Le Canzoniere de Pétrarque, c’est un peu le journal intime d’un amoureux du XIVᵉ siècle qui aurait su manier la syntaxe comme d’autres le pinceau. Recueil de 366 poèmes, dont la majorité sont des sonnets d’une précision musicale, il raconte l’obsession d’un homme pour une femme, Laure — ou Laura — entrevue un jour d’avril 1327 dans une église d’Avignon et jamais oubliée. Mais sous cette Laure, il y a plus qu’une belle : il y a l’aura du désir, l’oro de la lumière, et l’alloro du laurier, symbole de gloire poétique — tout un jeu de reflets où l’amour se confond avec la quête d’immortalité. Chaque sonnet devient une alchimie entre le feu et la raison, la chair et l’âme, la douleur et la grâce. On y trouve la première introspection moderne : un cœur qui s’analyse tout en battant. En célébrant l’inaccessible, Pétrarque invente la poésie de l’absence — et, sans le savoir, tout un idéal amoureux qui hante encore la littérature européenne.

Les murs sont recouverts de fresques (ici, la cheminée)

La maison de Pétrarque à Arquà

La maison de Pétrarque à Arquà, petit village lové dans les collines euganéennes près de Padoue, ressemble à une retraite de sage un peu mélancolique — et c’est exactement ce qu’elle fut. L’écrivain s’y installa vers la fin de sa vie, cherchant la paix après tant de voyages, entre les vignes, les cyprès et le murmure des fontaines. La demeure, sobre et lumineuse, garde encore son charme rustique : plafonds en bois, escaliers étroits, fenêtres ouvertes sur un paysage qui semble fait pour la méditation. Les fresques du XVe siècle qui ornent les murs racontent la légende du poète : on y voit Pétrarque lisant, rêvant, ou recevant la visite de Laure, devenue figure céleste. Dans une pièce sombre repose son fauteuil, presque une relique, et un encrier qui semble attendre le retour du maître. C’est là, en 1374, qu’il s’éteignit, entouré de ses livres — dans cette maison qui, aujourd’hui encore, semble respirer le silence attentif de la poésie.
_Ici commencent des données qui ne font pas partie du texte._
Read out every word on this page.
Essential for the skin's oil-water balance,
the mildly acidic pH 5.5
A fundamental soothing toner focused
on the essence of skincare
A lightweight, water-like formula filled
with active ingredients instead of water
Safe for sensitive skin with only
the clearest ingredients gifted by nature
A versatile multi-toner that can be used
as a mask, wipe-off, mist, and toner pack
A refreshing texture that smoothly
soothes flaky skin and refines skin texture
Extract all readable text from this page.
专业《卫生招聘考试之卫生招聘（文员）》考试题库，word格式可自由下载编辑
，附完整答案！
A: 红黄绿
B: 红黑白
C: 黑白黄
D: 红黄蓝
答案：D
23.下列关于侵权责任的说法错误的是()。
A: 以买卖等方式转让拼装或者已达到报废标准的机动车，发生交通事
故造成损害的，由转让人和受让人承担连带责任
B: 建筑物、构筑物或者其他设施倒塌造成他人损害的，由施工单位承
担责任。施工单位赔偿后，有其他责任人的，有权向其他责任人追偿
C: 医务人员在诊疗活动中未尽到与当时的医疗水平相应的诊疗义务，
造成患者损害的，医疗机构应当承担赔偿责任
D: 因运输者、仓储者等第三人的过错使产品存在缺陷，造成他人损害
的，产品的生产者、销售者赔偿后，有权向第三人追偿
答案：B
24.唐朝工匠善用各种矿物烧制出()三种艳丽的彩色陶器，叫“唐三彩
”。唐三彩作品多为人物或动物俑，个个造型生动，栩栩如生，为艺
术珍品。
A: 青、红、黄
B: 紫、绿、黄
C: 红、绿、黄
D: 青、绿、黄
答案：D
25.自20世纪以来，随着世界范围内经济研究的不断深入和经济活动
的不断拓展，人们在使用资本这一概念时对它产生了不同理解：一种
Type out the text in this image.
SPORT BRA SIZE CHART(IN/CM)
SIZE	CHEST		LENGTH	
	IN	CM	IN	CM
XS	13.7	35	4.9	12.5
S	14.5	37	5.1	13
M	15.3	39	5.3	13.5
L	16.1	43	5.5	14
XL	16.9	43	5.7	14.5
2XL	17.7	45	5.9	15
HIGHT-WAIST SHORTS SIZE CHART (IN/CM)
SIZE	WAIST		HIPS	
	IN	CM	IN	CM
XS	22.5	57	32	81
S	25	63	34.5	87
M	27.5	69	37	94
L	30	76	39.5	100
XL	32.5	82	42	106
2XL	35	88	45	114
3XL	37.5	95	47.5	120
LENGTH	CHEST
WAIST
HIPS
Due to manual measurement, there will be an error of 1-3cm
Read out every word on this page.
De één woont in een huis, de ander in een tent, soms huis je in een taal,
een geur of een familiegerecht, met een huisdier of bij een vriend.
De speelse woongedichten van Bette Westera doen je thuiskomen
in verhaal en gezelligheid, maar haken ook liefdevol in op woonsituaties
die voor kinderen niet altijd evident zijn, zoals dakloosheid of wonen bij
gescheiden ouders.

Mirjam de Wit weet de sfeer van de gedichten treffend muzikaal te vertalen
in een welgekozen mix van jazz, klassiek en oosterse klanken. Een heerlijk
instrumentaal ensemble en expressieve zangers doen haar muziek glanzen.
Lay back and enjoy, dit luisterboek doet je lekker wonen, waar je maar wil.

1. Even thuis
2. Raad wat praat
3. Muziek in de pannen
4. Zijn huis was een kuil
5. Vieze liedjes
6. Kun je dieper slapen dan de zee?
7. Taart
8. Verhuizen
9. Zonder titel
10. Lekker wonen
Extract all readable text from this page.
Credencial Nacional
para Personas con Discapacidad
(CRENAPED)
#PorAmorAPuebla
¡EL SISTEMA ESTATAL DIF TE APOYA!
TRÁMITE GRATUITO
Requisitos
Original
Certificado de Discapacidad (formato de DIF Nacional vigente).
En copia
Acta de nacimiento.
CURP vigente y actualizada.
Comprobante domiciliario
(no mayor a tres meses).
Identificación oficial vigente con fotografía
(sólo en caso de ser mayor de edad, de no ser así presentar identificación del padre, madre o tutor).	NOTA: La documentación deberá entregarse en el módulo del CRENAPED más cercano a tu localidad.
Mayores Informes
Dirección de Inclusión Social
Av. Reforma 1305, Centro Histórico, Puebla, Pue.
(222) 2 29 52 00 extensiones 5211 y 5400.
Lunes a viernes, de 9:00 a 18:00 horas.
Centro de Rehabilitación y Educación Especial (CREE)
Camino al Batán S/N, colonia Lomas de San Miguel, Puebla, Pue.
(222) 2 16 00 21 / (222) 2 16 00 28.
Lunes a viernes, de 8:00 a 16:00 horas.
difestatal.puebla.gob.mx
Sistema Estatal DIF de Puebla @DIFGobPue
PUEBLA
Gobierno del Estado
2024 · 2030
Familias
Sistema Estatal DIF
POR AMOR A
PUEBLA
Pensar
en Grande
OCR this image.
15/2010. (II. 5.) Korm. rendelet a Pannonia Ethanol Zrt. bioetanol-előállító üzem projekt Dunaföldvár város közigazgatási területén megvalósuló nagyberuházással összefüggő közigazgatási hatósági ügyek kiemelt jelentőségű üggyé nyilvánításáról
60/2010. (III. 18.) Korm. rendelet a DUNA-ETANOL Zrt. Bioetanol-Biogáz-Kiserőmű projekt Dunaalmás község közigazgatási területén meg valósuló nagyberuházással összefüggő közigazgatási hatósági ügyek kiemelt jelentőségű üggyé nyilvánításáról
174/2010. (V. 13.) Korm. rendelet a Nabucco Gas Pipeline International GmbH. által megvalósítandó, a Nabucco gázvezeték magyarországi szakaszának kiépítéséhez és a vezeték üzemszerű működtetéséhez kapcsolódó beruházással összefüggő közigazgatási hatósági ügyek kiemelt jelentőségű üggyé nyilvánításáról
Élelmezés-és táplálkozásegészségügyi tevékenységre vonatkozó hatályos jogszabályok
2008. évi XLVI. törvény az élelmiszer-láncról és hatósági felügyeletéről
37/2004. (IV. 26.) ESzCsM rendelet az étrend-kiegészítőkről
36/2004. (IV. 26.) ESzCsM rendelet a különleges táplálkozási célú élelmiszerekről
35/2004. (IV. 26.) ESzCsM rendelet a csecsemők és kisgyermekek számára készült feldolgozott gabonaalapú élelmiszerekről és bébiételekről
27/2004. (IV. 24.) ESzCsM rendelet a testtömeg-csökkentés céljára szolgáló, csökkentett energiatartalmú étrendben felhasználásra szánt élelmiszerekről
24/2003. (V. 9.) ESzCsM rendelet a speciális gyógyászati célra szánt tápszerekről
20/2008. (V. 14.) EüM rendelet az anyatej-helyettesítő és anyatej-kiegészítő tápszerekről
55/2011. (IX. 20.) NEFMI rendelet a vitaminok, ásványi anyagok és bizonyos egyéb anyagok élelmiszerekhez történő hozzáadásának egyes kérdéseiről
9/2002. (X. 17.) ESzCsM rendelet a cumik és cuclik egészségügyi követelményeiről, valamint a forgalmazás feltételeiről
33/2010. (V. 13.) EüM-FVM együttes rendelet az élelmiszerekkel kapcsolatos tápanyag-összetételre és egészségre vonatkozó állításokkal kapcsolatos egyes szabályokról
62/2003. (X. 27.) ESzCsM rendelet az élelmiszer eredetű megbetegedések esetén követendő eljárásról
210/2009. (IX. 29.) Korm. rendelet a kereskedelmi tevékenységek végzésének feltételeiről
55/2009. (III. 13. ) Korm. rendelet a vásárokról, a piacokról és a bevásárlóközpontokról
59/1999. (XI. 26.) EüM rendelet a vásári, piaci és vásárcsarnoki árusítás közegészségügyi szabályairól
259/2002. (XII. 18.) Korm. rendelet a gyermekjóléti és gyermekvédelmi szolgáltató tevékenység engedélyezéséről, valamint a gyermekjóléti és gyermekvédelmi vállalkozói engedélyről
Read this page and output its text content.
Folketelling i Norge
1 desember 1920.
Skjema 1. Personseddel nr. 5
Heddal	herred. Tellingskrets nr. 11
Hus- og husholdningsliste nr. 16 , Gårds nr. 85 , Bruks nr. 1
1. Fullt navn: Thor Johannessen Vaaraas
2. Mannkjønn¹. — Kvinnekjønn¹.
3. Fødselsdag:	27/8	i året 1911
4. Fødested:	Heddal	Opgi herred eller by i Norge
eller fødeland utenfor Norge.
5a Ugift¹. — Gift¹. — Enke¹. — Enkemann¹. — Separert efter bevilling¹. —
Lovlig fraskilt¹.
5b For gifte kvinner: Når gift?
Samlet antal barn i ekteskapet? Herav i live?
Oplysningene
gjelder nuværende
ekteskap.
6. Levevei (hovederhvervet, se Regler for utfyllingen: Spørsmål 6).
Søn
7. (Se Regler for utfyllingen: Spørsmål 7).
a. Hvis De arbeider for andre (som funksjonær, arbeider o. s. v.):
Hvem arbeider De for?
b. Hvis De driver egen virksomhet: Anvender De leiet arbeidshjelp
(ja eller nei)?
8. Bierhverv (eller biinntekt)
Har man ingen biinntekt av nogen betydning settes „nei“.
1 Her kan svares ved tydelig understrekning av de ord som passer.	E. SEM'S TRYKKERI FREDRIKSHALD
Une fresque représentant le poète italien

Ce jeudi 30 octobre au matin, la pluie tombait sans relâche sur Arquà, et le brouillard noyait les collines — comme si le paysage voulait lui aussi parler le langage de Pétrarque. La maison, qui n’a rien d’un palais mais est déjà une belle demeure sur deux niveaux, semblait attendre le visiteur dans une paix ancienne, un calme automnal. Sous cette lumière grise, les fresques prenaient une douceur mélancolique, les pièces sentaient la pierre humide et le bois ancien. On imagine sans mal le poète marchant ici, entre deux phrases, ou levant les yeux vers ces collines à moitié effacées dans le brouillard. La visite, sous ce ciel d’automne, un jour de peu d’affluence, avait quelque chose d’intime, presque confidentiel : on entrait moins dans un musée que dans les pas d’un grand homme. En ressortant, j’ai eu le sentiment que cette pluie sur Arquà prolongeait la musique du Canzoniere — celle d’un amour, d’une voix, et d’un silence qui continuent, malgré tout, de ne pas se taire.